From the ostentation of the Chiang Rai temple to the simplicity of the remote hills of the Mae Bok basin, we couldn’t have had a more contrasting experience in this region of northern Thailand.
We just didn’t have time to visit Chiang Rai itself!
Clever and simple use of the bamboo sticks to also cook additional components of the meal. Loved reading about this! I can appreciate the craftsmanship that has gone into the temple, but it’s quite the epitome of kitsch.
Carolin | Solo Travel Story
Thank you so much for your comment! We loved cooking rice and eggs in the bamboo – such a clever use of a versatile plant. You’re right, the White Temple is probably the most ostentatious, and yet fascinating, place we have visited.
I’ve heard so much about the White Temple and even though I’ve visited Thailand many years ago I never got to Chiang Rai. The temple is just a photographers delight and I’d come away with hundreds of pics. Interesting that gold was deemed evil and used for the toilet block colour.
The countryside retreat looks adorable and the lack of electricity (or restricted) would be a shock to my system. However I know I need a social media break every now and again so I’d appreciate it that way.
I’ve never seen pineapples growing and never thought they grow as if on a stick – amazing.
You’re absolutely right about the White Temple being a photographer’s delight. It really is the most astonishing place. It is a shame that you are not allowed to take photos inside the temple itself because that is as bizarre and beautiful – in a very different way – to the exterior. Bamboo Nest was a great place to get away from it all for a couple of days. And yes, pineapples the pineapple’s stem is very pronounced amidst the leaves!

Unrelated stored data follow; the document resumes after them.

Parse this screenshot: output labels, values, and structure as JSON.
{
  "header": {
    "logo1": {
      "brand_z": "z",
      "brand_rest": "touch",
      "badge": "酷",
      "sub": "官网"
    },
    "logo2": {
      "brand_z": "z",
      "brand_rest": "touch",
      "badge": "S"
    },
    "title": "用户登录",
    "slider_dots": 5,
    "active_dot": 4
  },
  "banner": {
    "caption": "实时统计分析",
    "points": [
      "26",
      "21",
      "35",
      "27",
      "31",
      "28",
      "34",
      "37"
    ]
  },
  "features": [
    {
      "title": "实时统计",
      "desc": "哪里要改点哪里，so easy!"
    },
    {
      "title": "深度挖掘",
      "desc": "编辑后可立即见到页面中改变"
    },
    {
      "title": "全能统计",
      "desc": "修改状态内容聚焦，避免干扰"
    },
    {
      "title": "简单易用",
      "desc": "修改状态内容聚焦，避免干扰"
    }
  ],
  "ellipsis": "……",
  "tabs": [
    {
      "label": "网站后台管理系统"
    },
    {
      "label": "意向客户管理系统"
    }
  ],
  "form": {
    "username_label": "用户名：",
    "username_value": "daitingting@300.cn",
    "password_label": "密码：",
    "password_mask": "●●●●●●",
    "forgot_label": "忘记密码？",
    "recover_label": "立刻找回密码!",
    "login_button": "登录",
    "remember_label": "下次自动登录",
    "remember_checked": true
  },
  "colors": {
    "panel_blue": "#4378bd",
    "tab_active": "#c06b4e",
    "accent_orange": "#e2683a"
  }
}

Colin and Mitch, what eye-popping pictures. Brilliant job here. The rural retreat sounds inspired. A few of my expat buddies in Chiang Mai made it out to more remote areas to experience it; you guys look like you had a bunch of fun out there. Good deal too on having a generator to keep some creature comforts. Thailand will always be one of my favorite countries.
Thank you so much Ryan! We really did have a bunch of fun in Chiang Rai. The rural retreat was a lovely place to stay after lots of hectic sightseeing. So pleased that you love Thailand – we think it’s a wonderful country too.
Wow, that white temple looks out of this world! The country retreat looks beautiful although a bit rustic. The pineapples look so cute. It’s hard to believe how long they grow for.
The White Temple was one of the oddest places we have visited. Bamboo Lodge was lovely but it was basic – and we loved getting away from it all for a couple of days.
What a contrast in experiences! The White Temple is so ornate – every time I see pictures of it, I am astounded at the detail. It must be truly incredible to see in person. The rural retreat seems like an amazing experience.
Thank you. The White Temple really has to be seen in its full glory – the inside is just as awesome but in a different way. We loved the rural retreat – a real countryside getaway.